1. A reception area where users input their dreams and goals, A generation unit creates an action plan based on the dreams and goals entered by the reception unit, An analysis unit analyzes the progress of the action plan created by the generation unit and optimizes it in real time. It includes a matching unit that matches users with the same goal. A system characterized by the following features.

2. The generating unit is Generative AI creates personalized action plans based on the user's dreams and goals. The system according to feature 1.

3. The aforementioned analysis unit is The AI ​​generates data to analyze the progress of the plan in real time and optimize the plan as needed. The system according to feature 1.

4. The matching unit is Matching users with similar goals and promoting community building. The system according to feature 1.

5. The generating unit is If a user fails to complete a task as planned, the AI ​​will automatically adjust the schedule and tasks. The system according to feature 1.

6. The aforementioned analysis unit is We conduct regular reviews and propose improvement plans using AI-generated data. The system according to feature 1.
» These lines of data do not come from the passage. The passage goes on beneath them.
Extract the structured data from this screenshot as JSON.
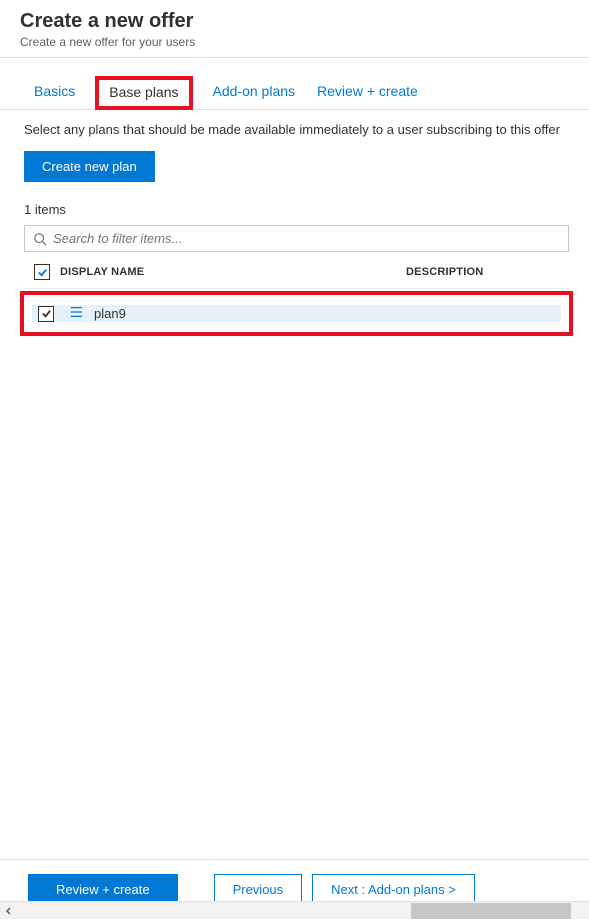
{
  "header": {
    "title": "Create a new offer",
    "subtitle": "Create a new offer for your users"
  },
  "tabs": {
    "basics": "Basics",
    "base_plans": "Base plans",
    "addon_plans": "Add-on plans",
    "review": "Review + create"
  },
  "content": {
    "description": "Select any plans that should be made available immediately to a user subscribing to this offer",
    "create_plan_label": "Create new plan",
    "item_count": "1 items",
    "search_placeholder": "Search to filter items..."
  },
  "table": {
    "columns": {
      "display_name": "DISPLAY NAME",
      "description": "DESCRIPTION"
    },
    "rows": [
      {
        "name": "plan9",
        "description": ""
      }
    ]
  },
  "footer": {
    "review": "Review + create",
    "previous": "Previous",
    "next": "Next : Add-on plans >"
  }
}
7. The matching unit is Promoting information sharing and mutual support among users. The system according to feature 1.

8. The aforementioned reception unit is It estimates the user's emotions and adjusts the timing of inputting dreams and goals based on the estimated user emotions. The system according to feature 1.

9. The aforementioned reception unit is The system analyzes the user's past input history of dreams and goals and selects the optimal input method. The system according to feature 1.

10. The aforementioned reception unit is When users input their dreams and goals, the system filters them based on their current lifestyle and areas of interest. The system according to feature 1.